Biasanya juga Kak Syifa kirim ke mushola Univesitas Curtin buat dikirim ke Syria. Keren yaa, baju seragam JISc yang kadang diordernya syusaaahhh bisa nyampe ke Australia sampai Syria.
Info lain saya biasanya bangun pukul 2, lalu gak tidur lagi, kalau rajin saya keluar kamar ba’da subuh dan masak masak, cuma kalau ba’da subuh waktu saya habis di masak saya merasa rugi. Kadang saya sengaja di kamar saja (baca buku , tilawah , whats-appan, baca email – its prime timenya saya) dan keluar ketika sudah waktunya mereka berangkat Pukul 7.30-an. Di situ saya melihat bahwa mereka bisa kok nyiapkan makanan sendiri tanpa saya harus terjun. Justru kalau saya banyak terjun, mereka gak bisa apa-apa. Walau kasihan juga kadang-kadang, mereka hidup dari gorengan ke gorengan (goreng sosis, telur dll).

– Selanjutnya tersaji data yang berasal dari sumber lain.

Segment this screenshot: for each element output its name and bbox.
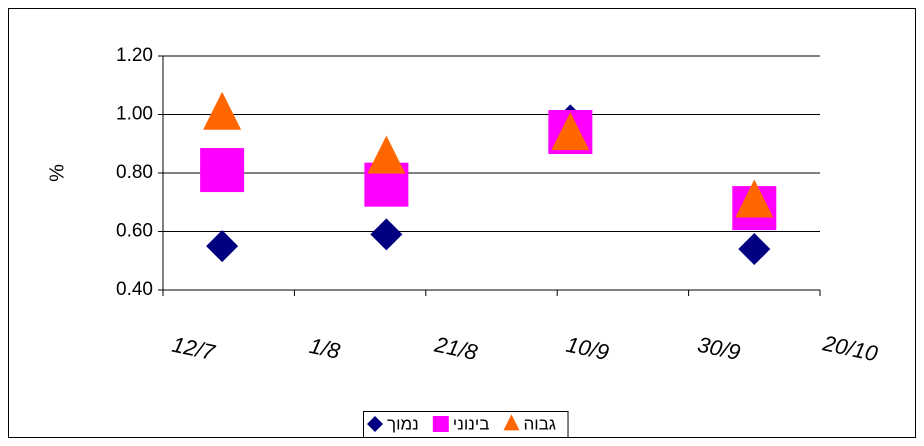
triangle-point [551, 112, 590, 151]
diamond-point [206, 230, 239, 263]
diamond-point [738, 233, 771, 266]
legend-label: בינוני [453, 414, 490, 433]
diamond-point [370, 218, 403, 251]
y-tick-label: 0.60 [116, 221, 153, 242]
triangle-point [367, 135, 406, 174]
square-point [200, 148, 245, 193]
triangle-point [503, 414, 520, 431]
triangle-point [735, 179, 774, 218]
legend-box [363, 411, 569, 438]
y-tick-label: 1.20 [116, 45, 153, 66]
y-tick-label: 1.00 [116, 104, 153, 125]
y-tick-label: 0.40 [116, 279, 153, 300]
triangle-point [203, 91, 242, 130]
y-axis-label: % [46, 164, 68, 182]
legend-label: נמוך [387, 414, 419, 433]
square-point [432, 416, 449, 432]
diamond-point [367, 416, 383, 432]
legend: נמוך בינוני גבוה [363, 411, 569, 438]
legend-label: גבוה [523, 414, 556, 433]
y-tick-label: 0.80 [116, 162, 153, 183]
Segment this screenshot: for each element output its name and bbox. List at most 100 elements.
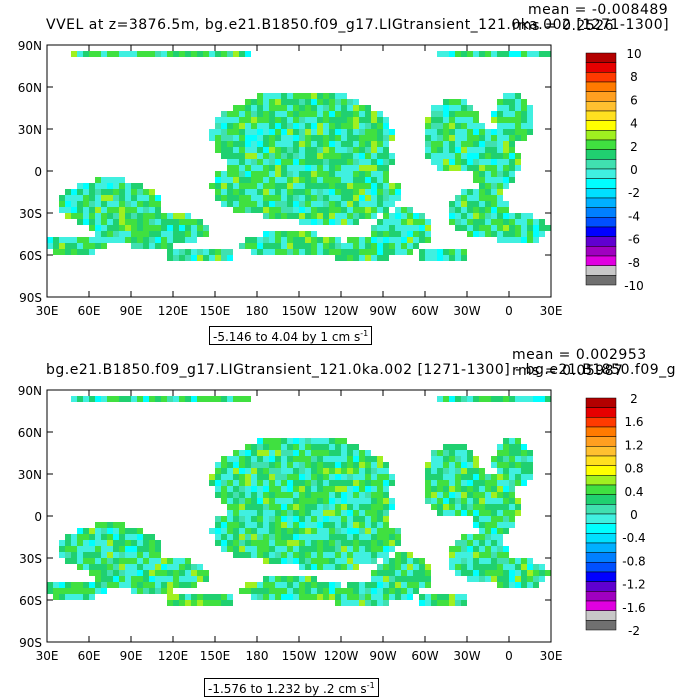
field-cell: [293, 516, 299, 522]
field-cell: [299, 534, 305, 540]
field-cell: [311, 93, 317, 99]
field-cell: [335, 201, 341, 207]
field-cell: [437, 129, 443, 135]
field-cell: [323, 540, 329, 546]
field-cell: [497, 540, 503, 546]
lon-label: 180: [246, 304, 269, 318]
field-cell: [377, 141, 383, 147]
field-cell: [299, 552, 305, 558]
colorbar-swatch: [585, 101, 617, 112]
field-cell: [239, 183, 245, 189]
colorbar-label: 0: [630, 508, 638, 522]
lon-label: 60W: [411, 649, 438, 663]
field-cell: [443, 486, 449, 492]
field-cell: [383, 498, 389, 504]
field-cell: [467, 207, 473, 213]
field-cell: [491, 117, 497, 123]
colorbar-swatch: [585, 610, 617, 621]
field-cell: [383, 552, 389, 558]
field-cell: [383, 588, 389, 594]
field-cell: [311, 183, 317, 189]
field-cell: [461, 486, 467, 492]
field-cell: [377, 249, 383, 255]
field-cell: [449, 129, 455, 135]
field-cell: [443, 255, 449, 261]
field-cell: [461, 105, 467, 111]
lat-label: 90N: [18, 39, 42, 53]
field-cell: [359, 594, 365, 600]
field-cell: [485, 225, 491, 231]
field-cell: [449, 462, 455, 468]
field-cell: [239, 189, 245, 195]
field-cell: [461, 558, 467, 564]
field-cell: [341, 201, 347, 207]
field-cell: [431, 492, 437, 498]
field-cell: [467, 564, 473, 570]
colorbar-swatch: [585, 407, 617, 418]
field-cell: [491, 516, 497, 522]
field-cell: [305, 141, 311, 147]
field-cell: [449, 249, 455, 255]
field-cell: [299, 444, 305, 450]
field-cell: [323, 498, 329, 504]
field-cell: [395, 249, 401, 255]
field-cell: [521, 237, 527, 243]
field-cell: [341, 588, 347, 594]
field-cell: [461, 189, 467, 195]
field-cell: [431, 450, 437, 456]
field-cell: [239, 171, 245, 177]
field-cell: [341, 600, 347, 606]
field-cell: [371, 486, 377, 492]
field-cell: [95, 522, 101, 528]
field-cell: [461, 462, 467, 468]
field-cell: [503, 159, 509, 165]
field-cell: [509, 153, 515, 159]
field-cell: [383, 219, 389, 225]
lon-label: 150E: [200, 649, 231, 663]
field-cell: [497, 189, 503, 195]
field-cell: [227, 522, 233, 528]
field-cell: [245, 201, 251, 207]
field-cell: [305, 528, 311, 534]
field-cell: [311, 141, 317, 147]
field-cell: [299, 237, 305, 243]
field-cell: [437, 249, 443, 255]
field-cell: [353, 498, 359, 504]
field-cell: [299, 510, 305, 516]
field-cell: [359, 159, 365, 165]
field-cell: [89, 219, 95, 225]
field-cell: [467, 396, 473, 402]
field-cell: [311, 504, 317, 510]
field-cell: [293, 201, 299, 207]
field-cell: [293, 444, 299, 450]
field-cell: [461, 504, 467, 510]
field-cell: [65, 588, 71, 594]
field-cell: [371, 207, 377, 213]
field-cell: [455, 540, 461, 546]
field-cell: [257, 129, 263, 135]
field-cell: [95, 396, 101, 402]
field-cell: [503, 498, 509, 504]
field-cell: [377, 564, 383, 570]
field-cell: [371, 600, 377, 606]
field-cell: [461, 51, 467, 57]
field-cell: [467, 159, 473, 165]
field-cell: [113, 582, 119, 588]
field-cell: [239, 195, 245, 201]
field-cell: [281, 540, 287, 546]
field-cell: [485, 516, 491, 522]
field-cell: [527, 468, 533, 474]
field-cell: [485, 51, 491, 57]
field-cell: [485, 480, 491, 486]
field-cell: [167, 213, 173, 219]
field-cell: [233, 201, 239, 207]
field-cell: [227, 129, 233, 135]
field-cell: [443, 123, 449, 129]
field-cell: [287, 99, 293, 105]
field-cell: [197, 396, 203, 402]
field-cell: [479, 558, 485, 564]
field-cell: [359, 582, 365, 588]
field-cell: [227, 480, 233, 486]
field-cell: [317, 588, 323, 594]
field-cell: [305, 558, 311, 564]
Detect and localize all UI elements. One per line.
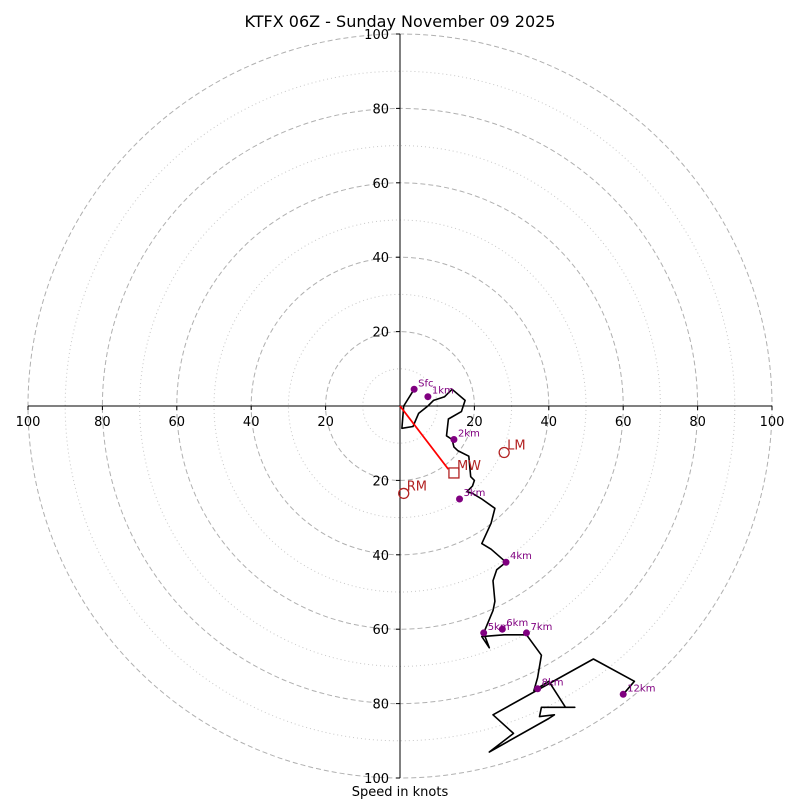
- height-marker-point: [522, 629, 530, 637]
- height-marker-label: 2km: [458, 428, 480, 439]
- hodograph-series: [399, 388, 636, 753]
- height-marker-label: 5km: [488, 622, 510, 633]
- height-marker-point: [619, 690, 627, 698]
- height-marker-point: [498, 625, 506, 633]
- height-marker-point: [534, 685, 542, 693]
- y-tick-label: 80: [372, 102, 389, 117]
- y-tick-label: 60: [372, 177, 389, 192]
- height-marker-label: 3km: [464, 488, 486, 499]
- height-marker-point: [410, 385, 418, 393]
- height-marker-point: [450, 435, 458, 443]
- height-marker-label: 12km: [627, 683, 655, 694]
- storm-motion-marker: [448, 467, 460, 479]
- y-tick-label: 40: [372, 549, 389, 564]
- y-tick-label: 100: [364, 772, 389, 787]
- x-tick-label: 60: [615, 415, 632, 430]
- chart-title: KTFX 06Z - Sunday November 09 2025: [245, 12, 556, 31]
- height-marker-label: 8km: [542, 678, 564, 689]
- x-axis-label: Speed in knots: [352, 785, 449, 800]
- y-tick-label: 20: [372, 474, 389, 489]
- storm-motion-label: RM: [407, 479, 427, 494]
- y-tick-label: 100: [364, 28, 389, 43]
- storm-motion-label: LM: [507, 439, 525, 454]
- x-tick-label: 40: [541, 415, 558, 430]
- height-marker-label: 4km: [510, 551, 532, 562]
- storm-motion-marker: [398, 487, 410, 500]
- x-tick-label: 20: [466, 415, 483, 430]
- storm-motion-marker: [498, 446, 510, 459]
- x-tick-label: 80: [94, 415, 111, 430]
- x-tick-label: 100: [760, 415, 785, 430]
- tick-labels: 100 80 60 40 20 20 40 60 80 100 20 40 60 80 100 20 40 60 8…: [16, 28, 785, 787]
- y-tick-label: 80: [372, 698, 389, 713]
- height-marker-point: [480, 629, 488, 637]
- y-tick-label: 20: [372, 326, 389, 341]
- storm-motion-markers: LM MW RM: [398, 439, 526, 500]
- storm-motion-label: MW: [457, 459, 481, 474]
- height-marker-point: [424, 393, 432, 401]
- height-marker-label: 1km: [432, 386, 454, 397]
- mean-wind-vector: [399, 405, 450, 470]
- y-tick-label: 60: [372, 623, 389, 638]
- x-tick-label: 100: [16, 415, 41, 430]
- height-marker-label: 7km: [530, 622, 552, 633]
- x-tick-label: 20: [317, 415, 334, 430]
- height-marker-label: 6km: [506, 618, 528, 629]
- height-marker-point: [456, 495, 464, 503]
- y-tick-label: 40: [372, 251, 389, 266]
- x-tick-label: 60: [169, 415, 186, 430]
- height-marker-point: [502, 558, 510, 566]
- height-marker-label: Sfc: [418, 378, 433, 389]
- hodograph-line: [401, 388, 636, 753]
- x-tick-label: 80: [689, 415, 706, 430]
- x-tick-label: 40: [243, 415, 260, 430]
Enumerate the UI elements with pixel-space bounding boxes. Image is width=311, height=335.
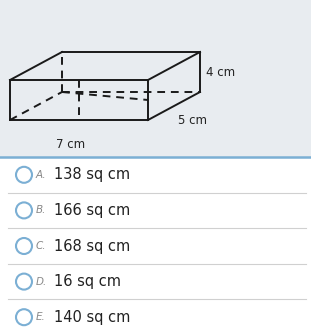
Bar: [0, 157, 311, 335]
Circle shape: [16, 202, 32, 218]
Text: 140 sq cm: 140 sq cm: [54, 310, 130, 325]
Circle shape: [16, 274, 32, 289]
Text: 5 cm: 5 cm: [178, 114, 207, 127]
Text: A.: A.: [36, 170, 47, 180]
Text: D.: D.: [36, 277, 47, 287]
Text: B.: B.: [36, 205, 46, 215]
Text: 16 sq cm: 16 sq cm: [54, 274, 121, 289]
Text: E.: E.: [36, 312, 46, 322]
Text: 4 cm: 4 cm: [206, 66, 235, 78]
Text: 7 cm: 7 cm: [56, 138, 86, 151]
Circle shape: [16, 167, 32, 183]
Bar: [0, 0, 311, 157]
Text: 166 sq cm: 166 sq cm: [54, 203, 130, 218]
Circle shape: [16, 238, 32, 254]
Text: 168 sq cm: 168 sq cm: [54, 239, 130, 254]
Text: C.: C.: [36, 241, 47, 251]
Circle shape: [16, 309, 32, 325]
Text: 138 sq cm: 138 sq cm: [54, 167, 130, 182]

Akhirnya, ketika mereka pergi saya masakin yang berat-berat, kayak rendang, semur, opor, sayur brokoli, sup dan lain-lain.
Yang masak bukan saya tapi cinta.
Oh ya, salah seorang guru bilang saya super woman, karena ngerjain apa aja termasuk nyupirin anak-anak. Saya sempat merenung ketika baca sms-nya, dalam hati saya “saya bukan super woman, tapi saya ini super lover yang punya super love.” Yaa, cinta… Bisa bikin kita bisa apa saja dengan maksmal dan sempurna.
(Perth, 1 Septmber 2015 – Kamar saya yang hangat, heater sampai dua, ternyata saya sudah mulai tua udah gak kuat udara dingin).